Шум в свиданной затих.

— Насильники! Убийцы! — раздался истошный крик.

Молодка, прижимая к груди ребёнка и, ожесточённо работая локтями, проталкивалась к барьеру. Клетчатый полушалок сбился. Зашумели арестанты, затрясли решётку. Старик с обветренным лицом и вислыми усами хрипло бросил:

— Дождётесь, ироды!

Забегали надзиратели, оттаскивая заключённых от решётки. Заключённые отругивались. Свердлов взмахнул рукой и бросил в толпу:

— До свидания, товарищи! Сила за нами!

Появился начальник тюрьмы с аккуратно подстриженными усиками. В чёрной длиннополой шинели с голубым кантом. Он обвёл сердитым взглядом настороженную толпу. Стараясь казаться спокойным, приказал:

— Прошу расходиться! Время истекло…

Свиданная медленно пустела.

В Анастасьевском садике по-прежнему мела метель. Серебрилась кора деревьев, покрытых изморозью. В густом кружеве инея застыли невысокие липки, ветви их напоминали узоры на прихваченных морозом стёклах.

Клавдии очень хотелось приподнять деревянное дно в порожнём туеске, возвращённом ей в тюремной канцелярии. Торопливо пробегали люди, и она не решалась.

Что означают слова о Николаевских ротах? Неужели его хотят перевести в эту тюрьму с каторжным режимом? Свердлов пока в Николаевских ротах не сиживал. Если он назвал… Хуже и не придумаешь. Ведь здоровье у Михалыча не ахти какое. Да… А голодовка?! Значит, политические голодали. Били его действительно. Только не в Николаевских ротах, а в нижегородской тюрьме. Он тогда был совсем мальчиком. После побоев и карцера у него началась чахотка.

Она не выдержала, спряталась за густым орешником: так и есть, записка!

Крупно, размашисто писал Свердлов: «Хорошо жить на свете! Жизнь так многообразна, так интересна, глубока, что нет возможности исчерпать её…»

Клавдия недоумённо свела брови.

«…При самой высшей интенсивности переживаний можно схватить лишь небольшую частицу. А надо стремиться к тому, чтобы эта частица была возможно большей, интересной… Болею душой за участь Трофимова, Меньшикова и Глухих. Во что бы то ни стало, при любых трудностях необходимо всех их вырвать из тюрьмы. Военный суд им грозит смертной казнью. Организацию побега возлагаю на вас. Михалыч».
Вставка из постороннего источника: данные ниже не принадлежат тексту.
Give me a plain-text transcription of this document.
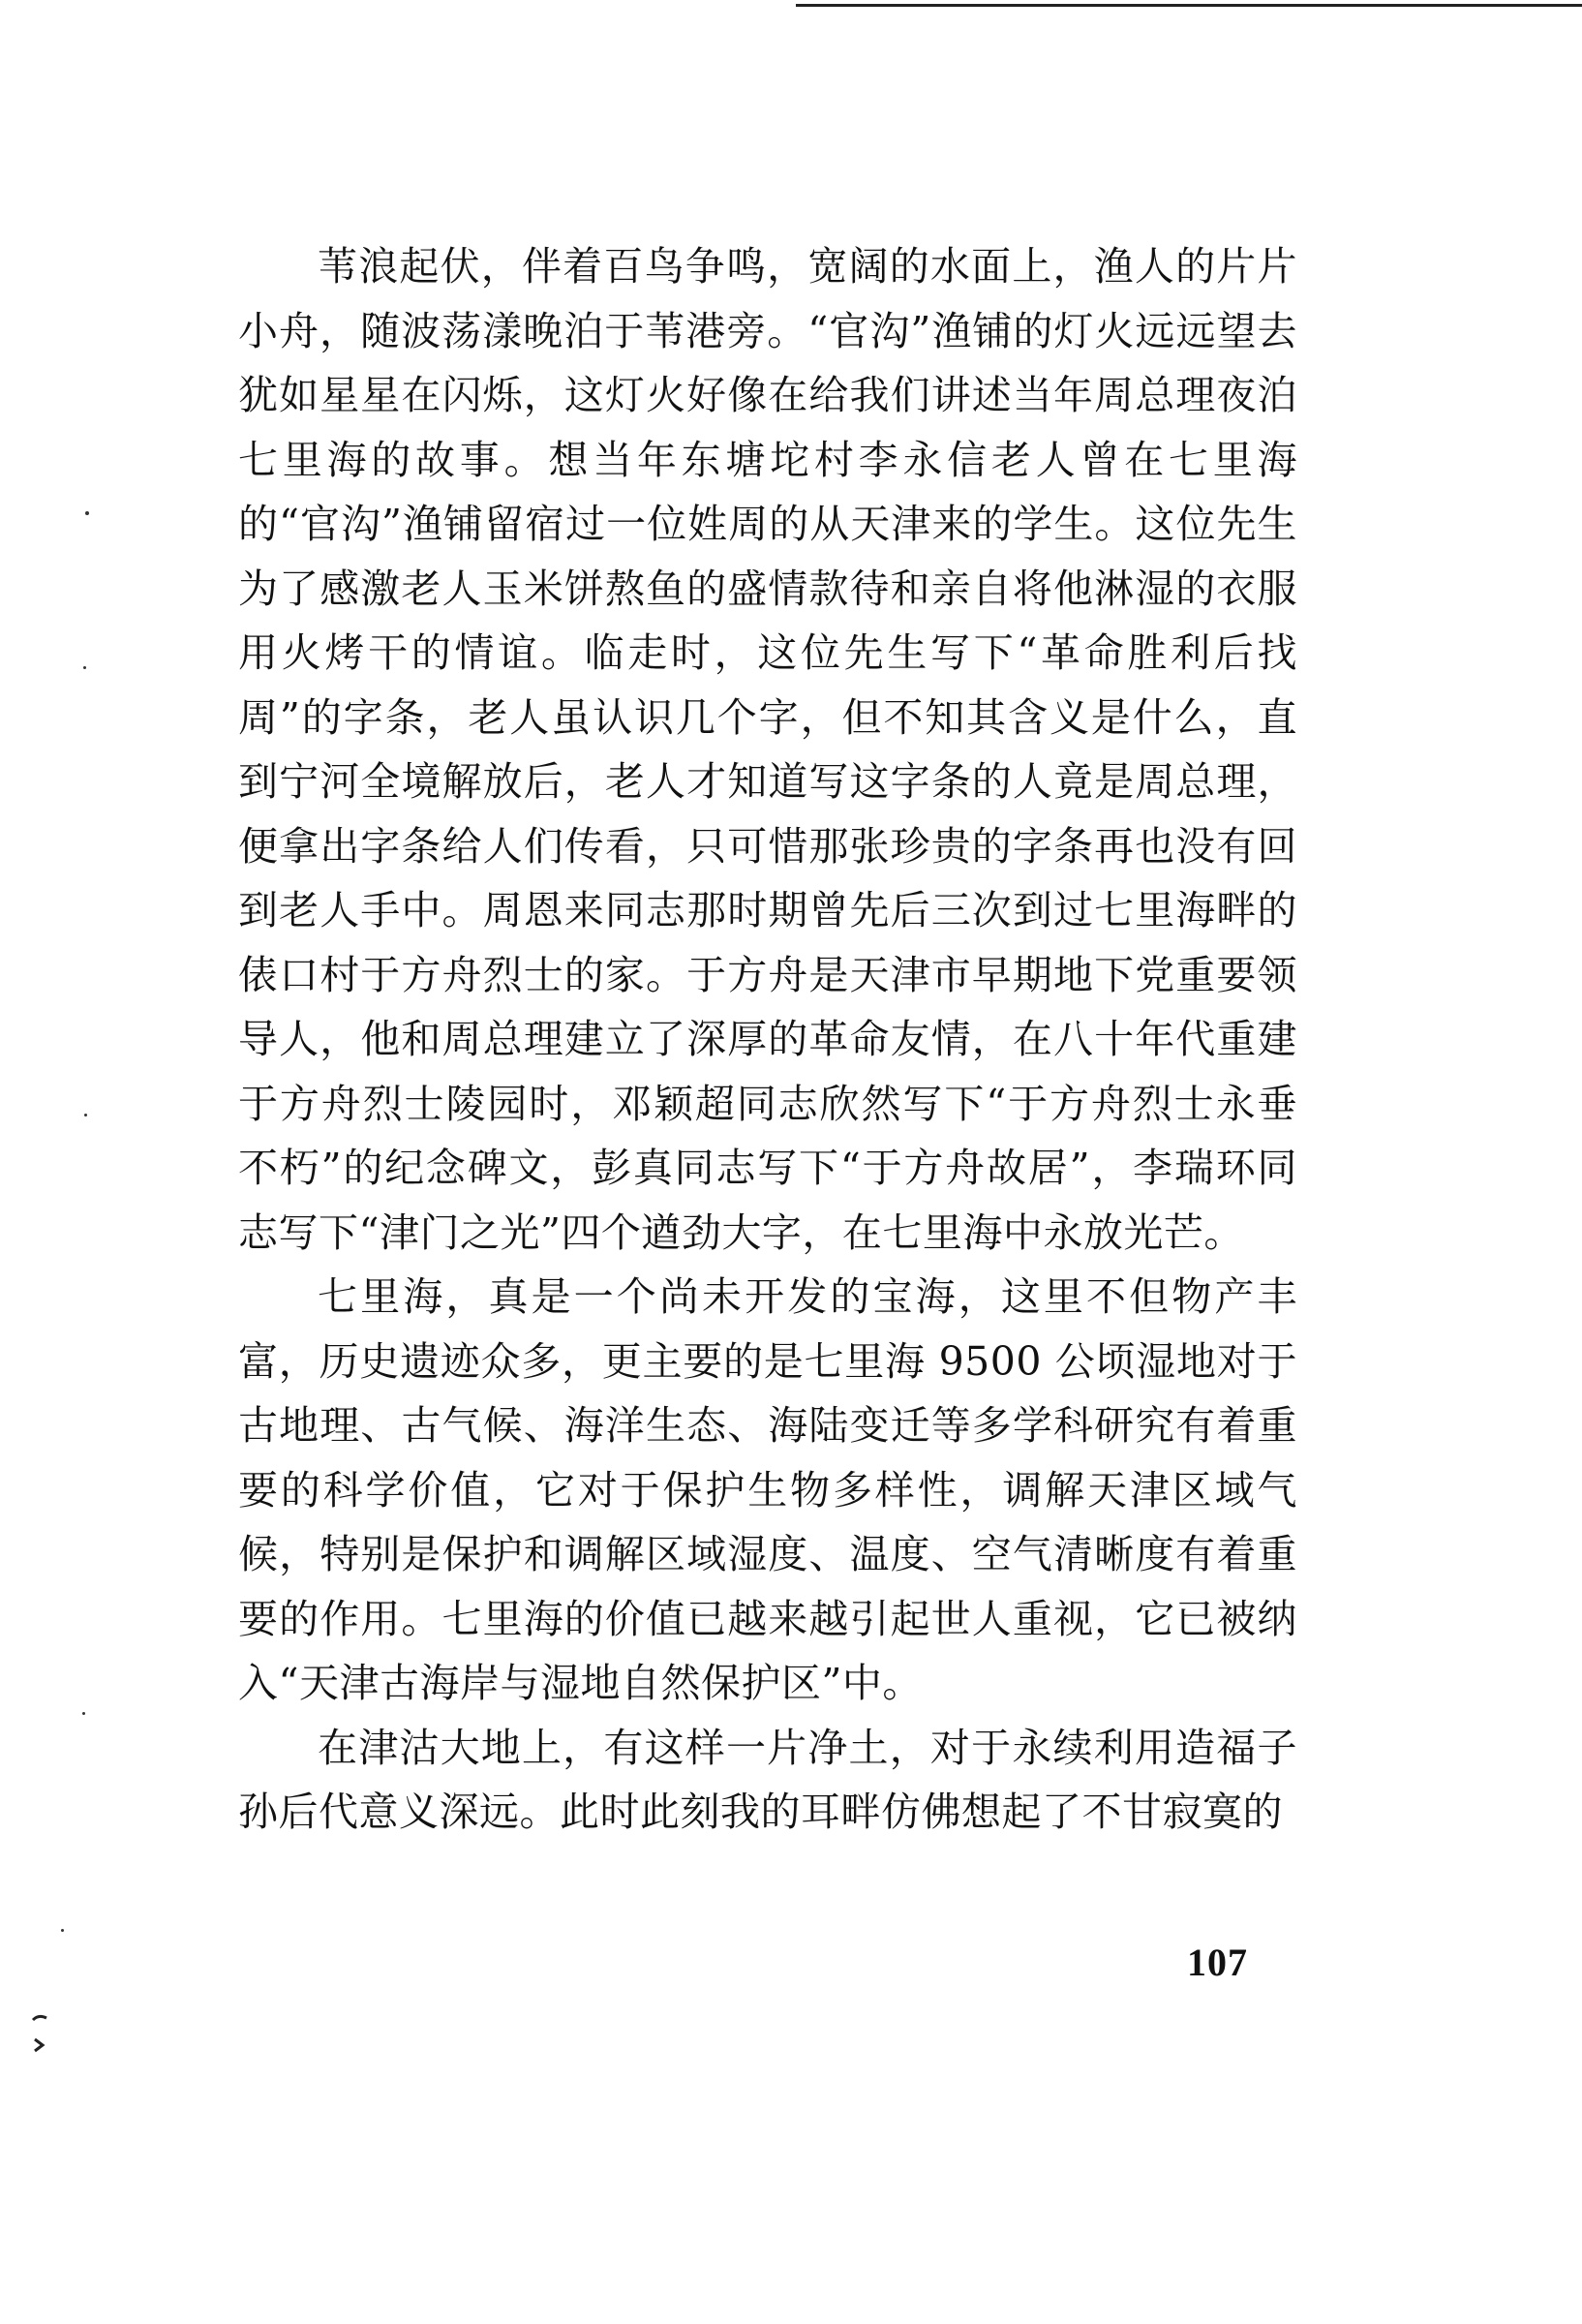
苇浪起伏，伴着百鸟争鸣，宽阔的水面上，渔人的片片小舟，随波荡漾晚泊于苇港旁。“官沟”渔铺的灯火远远望去犹如星星在闪烁，这灯火好像在给我们讲述当年周总理夜泊七里海的故事。想当年东塘坨村李永信老人曾在七里海的“官沟”渔铺留宿过一位姓周的从天津来的学生。这位先生为了感激老人玉米饼熬鱼的盛情款待和亲自将他淋湿的衣服用火烤干的情谊。临走时，这位先生写下“革命胜利后找周”的字条，老人虽认识几个字，但不知其含义是什么，直到宁河全境解放后，老人才知道写这字条的人竟是周总理，便拿出字条给人们传看，只可惜那张珍贵的字条再也没有回到老人手中。周恩来同志那时期曾先后三次到过七里海畔的俵口村于方舟烈士的家。于方舟是天津市早期地下党重要领导人，他和周总理建立了深厚的革命友情，在八十年代重建于方舟烈士陵园时，邓颖超同志欣然写下“于方舟烈士永垂不朽”的纪念碑文，彭真同志写下“于方舟故居”，李瑞环同志写下“津门之光”四个遒劲大字，在七里海中永放光芒。

七里海，真是一个尚未开发的宝海，这里不但物产丰富，历史遗迹众多，更主要的是七里海 9500 公顷湿地对于古地理、古气候、海洋生态、海陆变迁等多学科研究有着重要的科学价值，它对于保护生物多样性，调解天津区域气候，特别是保护和调解区域湿度、温度、空气清晰度有着重要的作用。七里海的价值已越来越引起世人重视，它已被纳入“天津古海岸与湿地自然保护区”中。

在津沽大地上，有这样一片净土，对于永续利用造福子孙后代意义深远。此时此刻我的耳畔仿佛想起了不甘寂寞的

107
Смертная казнь! Лицо Клавдии сделалось серым. Долго стояла она у куста, не замечая ни мороза, ни ветра, со стоном и воем снующего по аллейкам Анастасьевского садика.

Боевик Володя

Ранними зимними сумерками Клавдия, кутаясь в белый пуховый платок, подошла к двухэтажному дому на Большой Ямской улице.

Старик, сгорбленный и худой, в оленьем треухе, подставив лестницу к уличному керосиновому фонарю, протирал закопчённое стекло. Тусклый свет жёлтым пятном расползался по деревянному тротуару.

Тропинка, плотно утоптанная и посыпанная хвоей, упиралась в новый дом с высоким крыльцом.

Клавдия обмела веником валенцы и по крутой лестнице поднялась на второй этаж, в квартиру Урасовых.

Чистенькая горница с бревенчатыми стенами, за ситцевой занавеской на окне — герань, в плетёной клетке — щегол. Пахло дымком и свежеиспечённым хлебом. На зеленоватой клеёнке пофыркивал начищенный самовар.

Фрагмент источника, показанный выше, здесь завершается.